Remove yourself from tribalism.
oralloy
 
  -1  
Reply Sun 21 Jan, 2018 04:14 pm
@maporsche,
maporsche wrote:
I do think that what the Republicans have done to block Democrats the last 7-8 years is literally unprecedented. As in, never happens to the same degree before in history. Blocking Obama’s SCOTUS pick for over a year being probably the worst example, followed by blocking almost all of this selections to the lower courts.

But it did happen before. The Democrats blocked all of W's nominees even to the most trivial of positions for the entire last two years of his presidency. Then when Republicans tried to retaliate in kind early in Obama's presidency, the Democrats used the nuclear option to force Obama's nominees through.

When the Republicans blocked Obama's Supreme Court pick and then used the nuclear option to force through Trump's nominee, they were merely giving the Democrats a dose of their own medicine. Giving the Democrats a hefty dose of their own medicine is often the only way to make the Democrats curb their abusive behavior.

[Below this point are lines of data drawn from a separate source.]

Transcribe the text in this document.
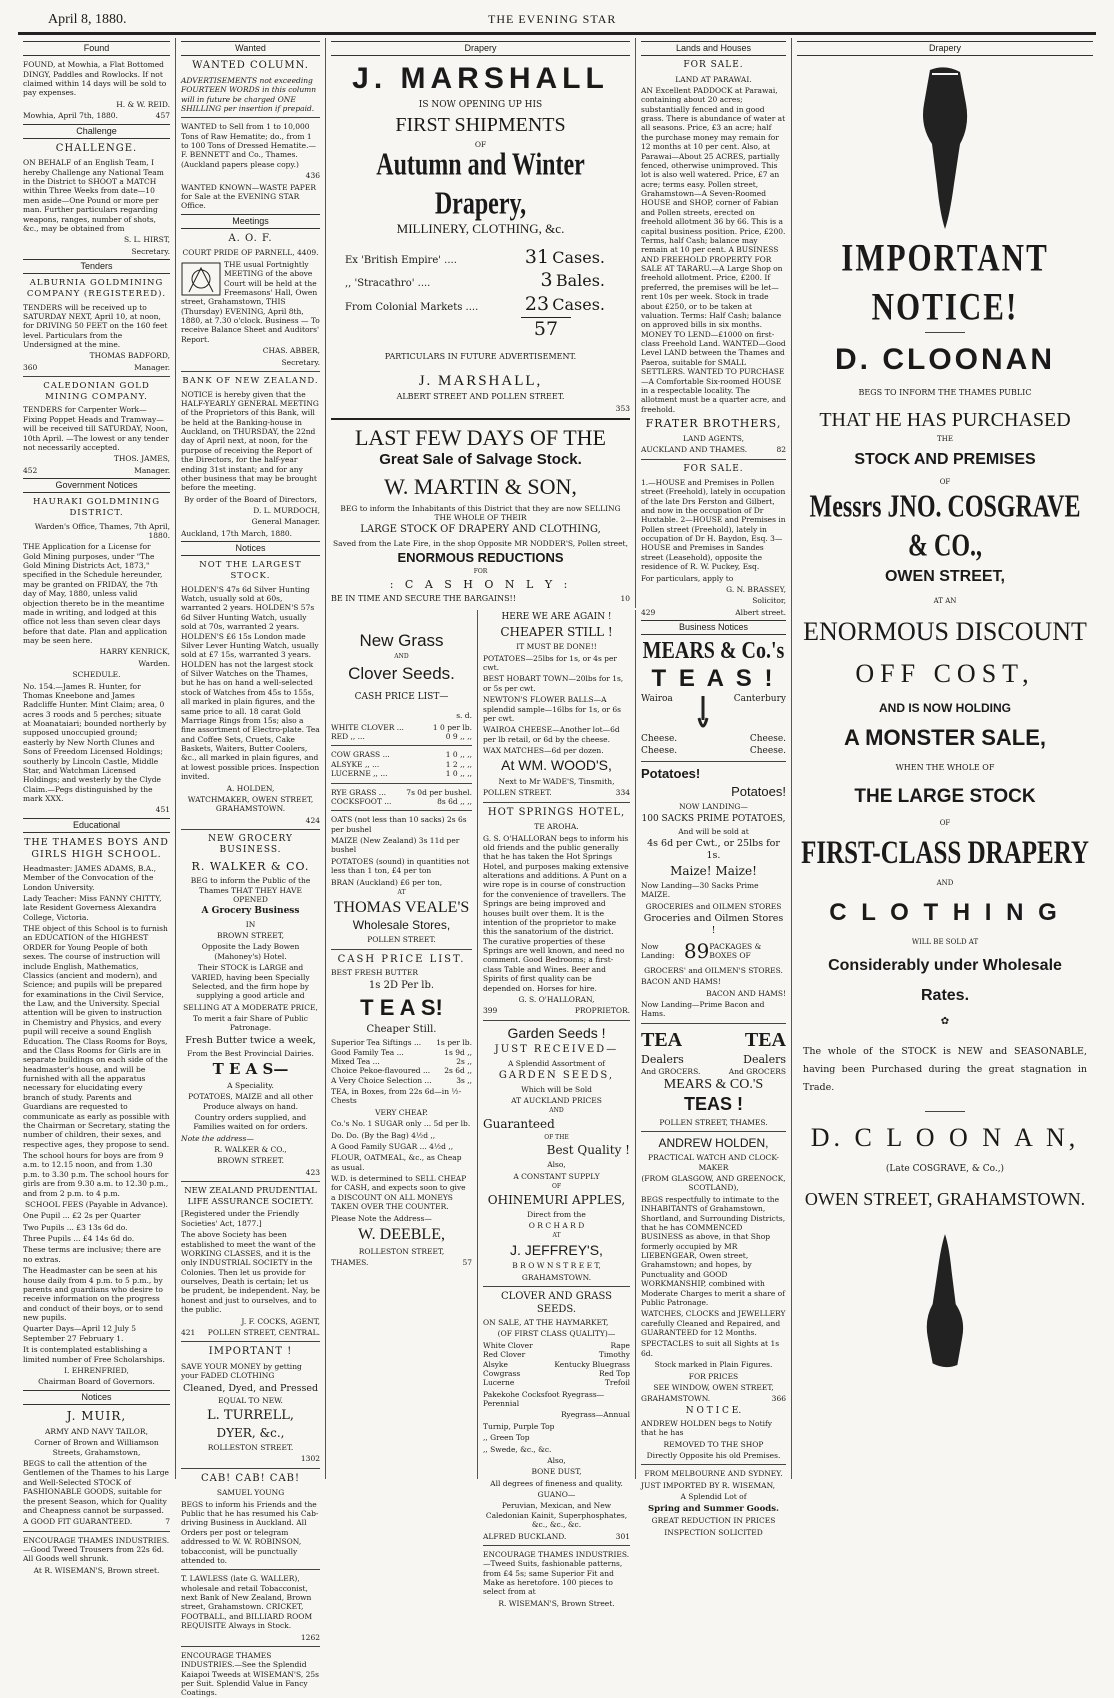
April 8, 1880.	THE EVENING STAR
Found

FOUND, at Mowhia, a Flat Bottomed DINGY, Paddles and Rowlocks. If not claimed within 14 days will be sold to pay expenses.

H. & W. REID.

Mowhia, April 7th, 1880.	457
Challenge
CHALLENGE.

ON BEHALF of an English Team, I hereby Challenge any National Team in the District to SHOOT a MATCH within Three Weeks from date—10 men aside—One Pound or more per man. Further particulars regarding weapons, ranges, number of shots, &c., may be obtained from

S. L. HIRST,

Secretary.

Tenders
ALBURNIA GOLDMINING COMPANY (REGISTERED).

TENDERS will be received up to SATURDAY NEXT, April 10, at noon, for DRIVING 50 FEET on the 160 feet level. Particulars from the Undersigned at the mine.

THOMAS BADFORD,

360	Manager.
CALEDONIAN GOLD MINING COMPANY.

TENDERS for Carpenter Work—Fixing Poppet Heads and Tramway—will be received till SATURDAY, Noon, 10th April. —The lowest or any tender not necessarily accepted.

THOS. JAMES,

452	Manager.
Government Notices
HAURAKI GOLDMINING DISTRICT.

Warden's Office, Thames, 7th April, 1880.

THE Application for a License for Gold Mining purposes, under "The Gold Mining Districts Act, 1873," specified in the Schedule hereunder, may be granted on FRIDAY, the 7th day of May, 1880, unless valid objection thereto be in the meantime made in writing, and lodged at this office not less than seven clear days before that date. Plan and application may be seen here.

HARRY KENRICK,

Warden.

SCHEDULE.

No. 154.—James R. Hunter, for Thomas Kneebone and James Radcliffe Hunter. Mint Claim; area, 0 acres 3 roods and 5 perches; situate at Moanataiari; bounded northerly by supposed unoccupied ground; easterly by New North Clunes and Sons of Freedom Licensed Holdings; southerly by Lincoln Castle, Middle Star, and Watchman Licensed Holdings; and westerly by the Clyde Claim.—Pegs distinguished by the mark XXX.

451

Educational
THE THAMES BOYS AND GIRLS HIGH SCHOOL.

Headmaster: JAMES ADAMS, B.A., Member of the Convocation of the London University.

Lady Teacher: Miss FANNY CHITTY, late Resident Governess Alexandra College, Victoria.

THE object of this School is to furnish an EDUCATION of the HIGHEST ORDER for Young People of both sexes. The course of instruction will include English, Mathematics, Classics (ancient and modern), and Science; and pupils will be prepared for examinations in the Civil Service, the Law, and the University. Special attention will be given to instruction in Chemistry and Physics, and every pupil will receive a sound English Education. The Class Rooms for Boys, and the Class Rooms for Girls are in separate buildings on each side of the headmaster's house, and will be furnished with all the apparatus necessary for elucidating every branch of study. Parents and Guardians are requested to communicate as early as possible with the Chairman or Secretary, stating the number of children, their sexes, and respective ages, they propose to send.

The school hours for boys are from 9 a.m. to 12.15 noon, and from 1.30 p.m. to 3.30 p.m. The school hours for girls are from 9.30 a.m. to 12.30 p.m., and from 2 p.m. to 4 p.m.

SCHOOL FEES (Payable in Advance).

One Pupil ... £2 2s per Quarter

Two Pupils ... £3 13s 6d do.

Three Pupils ... £4 14s 6d do.

These terms are inclusive; there are no extras.

The Headmaster can be seen at his house daily from 4 p.m. to 5 p.m., by parents and guardians who desire to receive information on the progress and conduct of their boys, or to send new pupils.

Quarter Days—April 12 July 5 September 27 February 1.

It is contemplated establishing a limited number of Free Scholarships.

I. EHRENFRIED,

Chairman Board of Governors.

Notices
J. MUIR,

ARMY AND NAVY TAILOR,

Corner of Brown and Williamson Streets, Grahamstown,

BEGS to call the attention of the Gentlemen of the Thames to his Large and Well-Selected STOCK of FASHIONABLE GOODS, suitable for the present Season, which for Quality and Cheapness cannot be surpassed.

A GOOD FIT GUARANTEED.	7

ENCOURAGE THAMES INDUSTRIES.—Good Tweed Trousers from 22s 6d. All Goods well shrunk.

At R. WISEMAN'S, Brown street.

Wanted
WANTED COLUMN.

ADVERTISEMENTS not exceeding FOURTEEN WORDS in this column will in future be charged ONE SHILLING per insertion if prepaid.

WANTED to Sell from 1 to 10,000 Tons of Raw Hematite; do., from 1 to 100 Tons of Dressed Hematite.—F. BENNETT and Co., Thames. (Auckland papers please copy.)

436

WANTED KNOWN—WASTE PAPER for Sale at the EVENING STAR Office.

Meetings
A. O. F.

COURT PRIDE OF PARNELL, 4409.

THE usual Fortnightly MEETING of the above Court will be held at the Freemasons' Hall, Owen street, Grahamstown, THIS (Thursday) EVENING, April 8th, 1880, at 7.30 o'clock. Business — To receive Balance Sheet and Auditors' Report.

CHAS. ABBER,

Secretary.

BANK OF NEW ZEALAND.

NOTICE is hereby given that the HALF-YEARLY GENERAL MEETING of the Proprietors of this Bank, will be held at the Banking-house in Auckland, on THURSDAY, the 22nd day of April next, at noon, for the purpose of receiving the Report of the Directors, for the half-year ending 31st instant; and for any other business that may be brought before the meeting.

By order of the Board of Directors,

D. L. MURDOCH,

General Manager.

Auckland, 17th March, 1880.

Notices
NOT THE LARGEST STOCK.

HOLDEN'S 47s 6d Silver Hunting Watch, usually sold at 60s, warranted 2 years. HOLDEN'S 57s 6d Silver Hunting Watch, usually sold at 70s, warranted 2 years. HOLDEN'S £6 15s London made Silver Lever Hunting Watch, usually sold at £7 15s, warranted 3 years. HOLDEN has not the largest stock of Silver Watches on the Thames, but he has on hand a well-selected stock of Watches from 45s to 155s, all marked in plain figures, and the same price to all. 18 carat Gold Marriage Rings from 15s; also a fine assortment of Electro-plate. Tea and Coffee Sets, Cruets, Cake Baskets, Waiters, Butter Coolers, &c., all marked in plain figures, and at lowest possible prices. Inspection invited.

A. HOLDEN,

WATCHMAKER, OWEN STREET, GRAHAMSTOWN.

424

NEW GROCERY BUSINESS.
R. WALKER & CO.

BEG to inform the Public of the Thames THAT THEY HAVE OPENED

A Grocery Business

IN

BROWN STREET,

Opposite the Lady Bowen (Mahoney's) Hotel.

Their STOCK is LARGE and VARIED, having been Specially Selected, and the firm hope by supplying a good article and

SELLING AT A MODERATE PRICE,

To merit a fair Share of Public Patronage.

Fresh Butter twice a week,

From the Best Provincial Dairies.

T E A S—

A Speciality.

POTATOES, MAIZE and all other Produce always on hand.

Country orders supplied, and Families waited on for orders.

Note the address—

R. WALKER & CO.,

BROWN STREET.

423

NEW ZEALAND PRUDENTIAL LIFE ASSURANCE SOCIETY.

[Registered under the Friendly Societies' Act, 1877.]

The above Society has been established to meet the want of the WORKING CLASSES, and it is the only INDUSTRIAL SOCIETY in the Colonies. Then let us provide for ourselves, Death is certain; let us be prudent, be independent. Nay, be honest and just to ourselves, and to the public.

J. F. COCKS, AGENT,

421 POLLEN STREET, CENTRAL.
IMPORTANT !

SAVE YOUR MONEY by getting your FADED CLOTHING

Cleaned, Dyed, and Pressed

EQUAL TO NEW.

L. TURRELL,

DYER, &c.,

ROLLESTON STREET.

1302

CAB! CAB! CAB!

SAMUEL YOUNG

BEGS to inform his Friends and the Public that he has resumed his Cab-driving Business in Auckland. All Orders per post or telegram addressed to W. W. ROBINSON, tobacconist, will be punctually attended to.

T. LAWLESS (late G. WALLER), wholesale and retail Tobacconist, next Bank of New Zealand, Brown street, Grahamstown. CRICKET, FOOTBALL, and BILLIARD ROOM REQUISITE Always in Stock.

1262

ENCOURAGE THAMES INDUSTRIES.—See the Splendid Kaiapoi Tweeds at WISEMAN'S, 25s per Suit. Splendid Value in Fancy Coatings.

Drapery
J. MARSHALL

IS NOW OPENING UP HIS

FIRST SHIPMENTS

OF

Autumn and Winter Drapery,
MILLINERY, CLOTHING, &c.
Ex 'British Empire' ....	31 Cases.
,, 'Stracathro' ....	3 Bales.
From Colonial Markets .... 23 Cases.
57

PARTICULARS IN FUTURE ADVERTISEMENT.

J. MARSHALL,

ALBERT STREET AND POLLEN STREET.

353

LAST FEW DAYS OF THE
Great Sale of Salvage Stock.
W. MARTIN & SON,

BEG to inform the Inhabitants of this District that they are now SELLING THE WHOLE OF THEIR

LARGE STOCK OF DRAPERY AND CLOTHING,

Saved from the Late Fire, in the shop Opposite MR NODDER'S, Pollen street,

ENORMOUS REDUCTIONS

FOR

: C A S H O N L Y :

BE IN TIME AND SECURE THE BARGAINS!!	10
New Grass

AND

Clover Seeds.

CASH PRICE LIST—

s. d.

WHITE CLOVER ...	1 0 per lb.
RED ,, ...	0 9 ,, ,,
COW GRASS ...	1 0 ,, ,,
ALSYKE ,, ...	1 2 ,, ,,
LUCERNE ,, ...	1 0 ,, ,,
RYE GRASS ...	7s 0d per bushel.
COCKSFOOT ...	8s 6d ,, ,,

OATS (not less than 10 sacks) 2s 6s per bushel

MAIZE (New Zealand) 3s 11d per bushel

POTATOES (sound) in quantities not less than 1 ton, £4 per ton

BRAN (Auckland) £6 per ton,

AT

THOMAS VEALE'S
Wholesale Stores,

POLLEN STREET.

CASH PRICE LIST.

BEST FRESH BUTTER

1s 2D Per lb.

T E A S!

Cheaper Still.

Superior Tea Siftings ... 1s per lb.
Good Family Tea ...	1s 9d ,,
Mixed Tea ...	2s ,,
Choice Pekoe-flavoured ... 2s 6d ,,
A Very Choice Selection ...	3s ,,

TEA, in Boxes, from 22s 6d—in ½-Chests

VERY CHEAP.

Co.'s No. 1 SUGAR only ... 5d per lb.

Do. Do. (By the Bag) 4½d ,,

A Good Family SUGAR ... 4½d ,,

FLOUR, OATMEAL, &c., as Cheap as usual.

W.D. is determined to SELL CHEAP for CASH, and expects soon to give a DISCOUNT ON ALL MONEYS TAKEN OVER THE COUNTER.

Please Note the Address—

W. DEEBLE,

ROLLESTON STREET,

THAMES.	57

HERE WE ARE AGAIN !

CHEAPER STILL !

IT MUST BE DONE!!

POTATOES—25lbs for 1s, or 4s per cwt.

BEST HOBART TOWN—20lbs for 1s, or 5s per cwt.

NEWTON'S FLOWER BALLS—A splendid sample—16lbs for 1s, or 6s per cwt.

WAIROA CHEESE—Another lot—6d per lb retail, or 6d by the cheese.

WAX MATCHES—6d per dozen.

At WM. WOOD'S,

Next to Mr WADE'S, Tinsmith,

POLLEN STREET.	334
HOT SPRINGS HOTEL,

TE AROHA.

G. S. O'HALLORAN begs to inform his old friends and the public generally that he has taken the Hot Springs Hotel, and purposes making extensive alterations and additions. A Punt on a wire rope is in course of construction for the convenience of travellers. The Springs are being improved and houses built over them. It is the intention of the proprietor to make this the sanatorium of the district. The curative properties of these Springs are well known, and need no comment. Good Bedrooms; a first-class Table and Wines. Beer and Spirits of first quality can be depended on. Horses for hire.

G. S. O'HALLORAN,

399	PROPRIETOR.
Garden Seeds !

JUST RECEIVED—

A Splendid Assortment of

GARDEN SEEDS,

Which will be Sold

AT AUCKLAND PRICES

AND

Guaranteed

OF THE

Best Quality !

Also,

A CONSTANT SUPPLY

OF

OHINEMURI APPLES,

Direct from the

O R C H A R D

AT

J. JEFFREY'S,

B R O W N S T R E E T,

GRAHAMSTOWN.

CLOVER AND GRASS SEEDS.

ON SALE, AT THE HAYMARKET,

(OF FIRST CLASS QUALITY)—

White Clover	Rape
Red Clover	Timothy
Alsyke	Kentucky Bluegrass
Cowgrass	Red Top
Lucerne	Trefoil

Pakekohe Cocksfoot Ryegrass—Perennial

Ryegrass—Annual

Turnip, Purple Top

,, Green Top

,, Swede, &c., &c.

Also,

BONE DUST,

All degrees of fineness and quality.

GUANO—

Peruvian, Mexican, and New Caledonian Kainit, Superphosphates, &c., &c., &c.

ALFRED BUCKLAND.	301

ENCOURAGE THAMES INDUSTRIES.—Tweed Suits, fashionable patterns, from £4 5s; same Superior Fit and Make as heretofore. 100 pieces to select from at

R. WISEMAN'S, Brown Street.

Lands and Houses
FOR SALE.

LAND AT PARAWAI.

AN Excellent PADDOCK at Parawai, containing about 20 acres; substantially fenced and in good grass. There is abundance of water at all seasons. Price, £3 an acre; half the purchase money may remain for 12 months at 10 per cent. Also, at Parawai—About 25 ACRES, partially fenced, otherwise unimproved. This lot is also well watered. Price, £7 an acre; terms easy. Pollen street, Grahamstown—A Seven-Roomed HOUSE and SHOP, corner of Fabian and Pollen streets, erected on freehold allotment 36 by 66. This is a capital business position. Price, £200. Terms, half Cash; balance may remain at 10 per cent. A BUSINESS AND FREEHOLD PROPERTY FOR SALE AT TARARU.—A Large Shop on freehold allotment. Price, £200. If preferred, the premises will be let—rent 10s per week. Stock in trade about £250, or to be taken at valuation. Terms: Half Cash; balance on approved bills in six months. MONEY TO LEND—£1000 on first-class Freehold Land. WANTED—Good Level LAND between the Thames and Paeroa, suitable for SMALL SETTLERS. WANTED TO PURCHASE—A Comfortable Six-roomed HOUSE in a respectable locality. The allotment must be a quarter acre, and freehold.

FRATER BROTHERS,

LAND AGENTS,

AUCKLAND AND THAMES.	82
FOR SALE.

1.—HOUSE and Premises in Pollen street (Freehold), lately in occupation of the late Drs Ferston and Gilbert, and now in the occupation of Dr Huxtable. 2—HOUSE and Premises in Pollen street (Freehold), lately in occupation of Dr H. Baydon, Esq. 3—HOUSE and Premises in Sandes street (Leasehold), opposite the residence of R. W. Puckey, Esq.

For particulars, apply to

G. N. BRASSEY,

Solicitor,

429	Albert street.
Business Notices
MEARS & Co.'s
T E A S !
Wairoa	Canterbury
Cheese.	Cheese.
Cheese.	Cheese.

Potatoes!

Potatoes!

NOW LANDING—

100 SACKS PRIME POTATOES,

And will be sold at

4s 6d per Cwt., or 25lbs for 1s.

Maize! Maize!

Now Landing—30 Sacks Prime MAIZE.

GROCERIES and OILMEN STORES

Groceries and Oilmen Stores !

Now Landing: 89 PACKAGES & BOXES OF

GROCERS' and OILMEN'S STORES.

BACON AND HAMS!

BACON AND HAMS!

Now Landing—Prime Bacon and Hams.

TEA	TEA
Dealers	Dealers
And GROCERS.	And GROCERS
MEARS & CO.'S
TEAS !

POLLEN STREET, THAMES.

ANDREW HOLDEN,

PRACTICAL WATCH AND CLOCK-MAKER

(FROM GLASGOW, AND GREENOCK, SCOTLAND),

BEGS respectfully to intimate to the INHABITANTS of Grahamstown, Shortland, and Surrounding Districts, that he has COMMENCED BUSINESS as above, in that Shop formerly occupied by MR LIEBENGEAR, Owen street, Grahamstown; and hopes, by Punctuality and GOOD WORKMANSHIP, combined with Moderate Charges to merit a share of Public Patronage.

WATCHES, CLOCKS and JEWELLERY carefully Cleaned and Repaired, and GUARANTEED for 12 Months.

SPECTACLES to suit all Sights at 1s 6d.

Stock marked in Plain Figures.

FOR PRICES

SEE WINDOW, OWEN STREET,

GRAHAMSTOWN.	366

N O T I C E.

ANDREW HOLDEN begs to Notify that he has

REMOVED TO THE SHOP

Directly Opposite his old Premises.

FROM MELBOURNE AND SYDNEY.

JUST IMPORTED BY R. WISEMAN,

A Splendid Lot of

Spring and Summer Goods.

GREAT REDUCTION IN PRICES

INSPECTION SOLICITED

Drapery
IMPORTANT NOTICE!
D. CLOONAN

BEGS TO INFORM THE THAMES PUBLIC

THAT HE HAS PURCHASED

THE

STOCK AND PREMISES

OF

Messrs JNO. COSGRAVE & CO.,
OWEN STREET,

AT AN

ENORMOUS DISCOUNT
OFF COST,
AND IS NOW HOLDING
A MONSTER SALE,

WHEN THE WHOLE OF

THE LARGE STOCK

OF

FIRST-CLASS DRAPERY

AND

C L O T H I N G

WILL BE SOLD AT

Considerably under Wholesale
Rates.
✿

The whole of the STOCK is NEW and SEASONABLE, having been Purchased during the great stagnation in Trade.

D. C L O O N A N,

(Late COSGRAVE, & Co.,)

OWEN STREET, GRAHAMSTOWN.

It'll probably be a long while before we see a Democratic president again. But when it does happen, expect their presidency to be tied down in baseless criminal investigations -- once again giving the Democrats a dose of their own medicine.
maporsche
 
  1  
Reply Sun 21 Jan, 2018 04:22 pm
@Finn dAbuzz,
Finn dAbuzz wrote:

You would.

Remove yourself from tribalism.


It’s not tribalism. Facts support that opinion.

Most do-nothing congress in history.
Constant attacks on the presidents religion or citizenship
Fewest federal judges appointed or filibustered (more than almost all other presidents combined)
The 1+ year hold up of a SCOTUS pick has never been seen before.
Coming close to not raising the debt ceiling

I mean I could go on and on.

I can’t believe that you think what’s been happening in Congress is normal.

maporsche
 
  2  
Reply Sun 21 Jan, 2018 04:28 pm
@maporsche,
I think republicans in Congress are actually quite PROUD of that unprecedented level of obstruction. I think McConnell and Ryan wear it as a badge of honor.

I don’t think they’d be disagreeing with these points at all.
Sturgis
 
  1  
Reply Sun 21 Jan, 2018 04:45 pm
@maporsche,
Quote:
I don't think they'd be disagreeing...


Some would. Of course, as we have seen, those who are most upset and angered by what their fellow Republicans are doing, have opted to not seek reelection, thereby letting the problems get worse.
0 Replies
 
edgarblythe
 
  1  
Reply Sun 21 Jan, 2018 05:35 pm
I don't want to see headlines like this if I voted for someone.

"18 Dem Senators Vote For Trump To Spy On You Without A Warrant"

Also I don't want Democrats voting to build that stupid wall.